Era una delicia sentir en su rostro la brisa marina y gozar del paisaje mientras reflexionaba sobre lo leído. ¡Aire puro! Ya habían transcurrido dieciocho meses desde que se fumó su último cigarrillo, siguiendo el ejemplo de su novio. Las gaviotas ya habían comenzado su concierto matutino de chillidos y exhibición de acrobacias aéreas con descensos en picado para atrapar incautos pececillos. En ese mismo espacio aéreo, pero a más altura, se exhibía a veces la Patrulla Acrobática Aguila del Ejercito del Aire, la misma que desfila una vez al año sobre el Paseo de La Castellana, Recoletos y el Paseo del Prado de Madrid lanzando chorros de humo rojo y gualda para dibujar en el cielo algo parecido a la bandera de España. A muy poca distancia de Santiago de la Ribera se encuentra la base aérea de San Javier.

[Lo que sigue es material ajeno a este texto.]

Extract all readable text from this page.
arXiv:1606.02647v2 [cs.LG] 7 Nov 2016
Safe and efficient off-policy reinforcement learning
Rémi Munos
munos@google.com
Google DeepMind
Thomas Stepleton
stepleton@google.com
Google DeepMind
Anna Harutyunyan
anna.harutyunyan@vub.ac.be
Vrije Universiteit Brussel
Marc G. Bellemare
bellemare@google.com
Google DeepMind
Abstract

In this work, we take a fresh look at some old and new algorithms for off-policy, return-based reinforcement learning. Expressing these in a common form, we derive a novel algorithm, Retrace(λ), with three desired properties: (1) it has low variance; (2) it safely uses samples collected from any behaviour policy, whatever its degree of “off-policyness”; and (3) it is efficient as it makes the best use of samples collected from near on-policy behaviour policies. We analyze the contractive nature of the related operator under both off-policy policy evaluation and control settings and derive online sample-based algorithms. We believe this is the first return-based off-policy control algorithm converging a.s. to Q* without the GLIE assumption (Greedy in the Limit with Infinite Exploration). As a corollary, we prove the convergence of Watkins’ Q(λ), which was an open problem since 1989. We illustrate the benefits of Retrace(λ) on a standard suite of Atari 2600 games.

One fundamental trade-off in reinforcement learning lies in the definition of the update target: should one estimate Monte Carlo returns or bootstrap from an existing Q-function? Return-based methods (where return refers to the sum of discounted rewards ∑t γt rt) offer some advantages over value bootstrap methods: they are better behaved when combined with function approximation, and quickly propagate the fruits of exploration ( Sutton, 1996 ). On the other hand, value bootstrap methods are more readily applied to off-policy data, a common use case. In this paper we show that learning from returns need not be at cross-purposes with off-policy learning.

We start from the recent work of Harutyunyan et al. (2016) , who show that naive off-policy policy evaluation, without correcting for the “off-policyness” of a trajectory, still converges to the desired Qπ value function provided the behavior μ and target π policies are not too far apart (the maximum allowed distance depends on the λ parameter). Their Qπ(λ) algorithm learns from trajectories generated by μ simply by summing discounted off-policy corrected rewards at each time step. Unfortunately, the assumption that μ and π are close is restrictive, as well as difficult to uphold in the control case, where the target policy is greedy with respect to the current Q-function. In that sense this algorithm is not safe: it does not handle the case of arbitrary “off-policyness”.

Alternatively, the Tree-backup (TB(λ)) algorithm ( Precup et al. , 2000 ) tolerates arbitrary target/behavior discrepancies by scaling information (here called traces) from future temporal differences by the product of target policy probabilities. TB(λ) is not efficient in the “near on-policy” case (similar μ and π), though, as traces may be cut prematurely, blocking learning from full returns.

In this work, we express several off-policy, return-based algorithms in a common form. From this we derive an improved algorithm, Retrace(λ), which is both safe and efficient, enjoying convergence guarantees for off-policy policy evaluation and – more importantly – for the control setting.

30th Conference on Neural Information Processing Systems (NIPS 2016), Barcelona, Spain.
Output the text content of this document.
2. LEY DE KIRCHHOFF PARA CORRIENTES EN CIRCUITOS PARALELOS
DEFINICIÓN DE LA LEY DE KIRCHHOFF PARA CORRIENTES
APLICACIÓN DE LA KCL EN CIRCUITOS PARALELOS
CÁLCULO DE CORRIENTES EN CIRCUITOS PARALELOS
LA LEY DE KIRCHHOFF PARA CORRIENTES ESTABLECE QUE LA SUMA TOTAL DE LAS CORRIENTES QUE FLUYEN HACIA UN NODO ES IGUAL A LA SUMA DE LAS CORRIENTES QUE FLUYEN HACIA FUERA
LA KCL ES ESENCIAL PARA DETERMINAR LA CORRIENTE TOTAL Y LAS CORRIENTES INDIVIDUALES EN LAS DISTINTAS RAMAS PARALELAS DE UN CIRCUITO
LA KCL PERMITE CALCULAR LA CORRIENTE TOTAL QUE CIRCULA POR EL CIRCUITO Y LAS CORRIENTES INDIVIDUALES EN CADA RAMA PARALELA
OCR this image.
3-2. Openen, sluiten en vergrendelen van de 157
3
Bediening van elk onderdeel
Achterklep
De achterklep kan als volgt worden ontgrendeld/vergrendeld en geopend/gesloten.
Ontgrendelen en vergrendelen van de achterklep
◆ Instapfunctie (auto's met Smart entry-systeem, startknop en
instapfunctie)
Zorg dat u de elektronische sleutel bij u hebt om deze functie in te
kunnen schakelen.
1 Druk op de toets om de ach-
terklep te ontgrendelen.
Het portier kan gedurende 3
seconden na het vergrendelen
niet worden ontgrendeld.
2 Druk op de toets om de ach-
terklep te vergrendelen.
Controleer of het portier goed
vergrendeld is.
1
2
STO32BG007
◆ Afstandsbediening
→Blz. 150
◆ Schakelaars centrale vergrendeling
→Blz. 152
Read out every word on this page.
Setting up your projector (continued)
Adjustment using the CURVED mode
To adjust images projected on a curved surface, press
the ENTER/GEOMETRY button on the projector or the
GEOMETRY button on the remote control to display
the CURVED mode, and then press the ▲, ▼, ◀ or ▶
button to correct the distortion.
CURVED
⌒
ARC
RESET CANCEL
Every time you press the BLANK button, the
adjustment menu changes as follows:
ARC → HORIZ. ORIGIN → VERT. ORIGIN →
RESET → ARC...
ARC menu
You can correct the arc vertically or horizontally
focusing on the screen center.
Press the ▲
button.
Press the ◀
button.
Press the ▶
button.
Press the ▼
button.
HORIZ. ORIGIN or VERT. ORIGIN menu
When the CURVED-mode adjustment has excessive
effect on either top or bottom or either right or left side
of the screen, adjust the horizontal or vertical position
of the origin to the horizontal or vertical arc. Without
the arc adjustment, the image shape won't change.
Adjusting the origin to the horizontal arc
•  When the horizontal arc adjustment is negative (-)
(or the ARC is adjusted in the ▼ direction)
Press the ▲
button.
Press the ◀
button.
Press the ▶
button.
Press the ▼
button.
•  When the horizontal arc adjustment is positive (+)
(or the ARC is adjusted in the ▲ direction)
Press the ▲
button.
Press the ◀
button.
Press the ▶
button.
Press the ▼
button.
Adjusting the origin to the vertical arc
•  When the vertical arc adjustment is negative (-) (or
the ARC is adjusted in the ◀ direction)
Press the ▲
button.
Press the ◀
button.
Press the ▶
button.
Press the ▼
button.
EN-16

Un circo pequeño ya no llama la atención de los adultos. Atrás han quedado aquellos tiempos en los que la llegada de un circo a un pueblo era todo un gran acontecimiento. Hoy en día solo algunos chiquillos se acercan "a ver qué es eso", y los más espabilados suelen tener la suerte de conseguir entradas gratis si les ayudan a los circenses a acarrear cubos de agua desde la fuente pública o el bar más próximo, o a repartir octavillas.
Este es el panorama que se encontró la inspectora Jiménez Herrera al llegar al descampado en donde se iba a empezar a montar el circo. La carpa aún no había sido izada en los mástiles. Algunos críos colaboraban con un par de empleados magrebíes en limpiar un poco el terreno de pedruscos y basuras. Un criajo de apenas ocho años manejaba un rastrillo grande.
Abdel Alim se quedó mirando a aquella mujer bajita, de pelo rizado y gafas, que se había plantado a pocos metros de donde se iba a montar la carpa.
Enriqueta oyó rugir a las fieras. Parecían inquietas. Sintió miedo.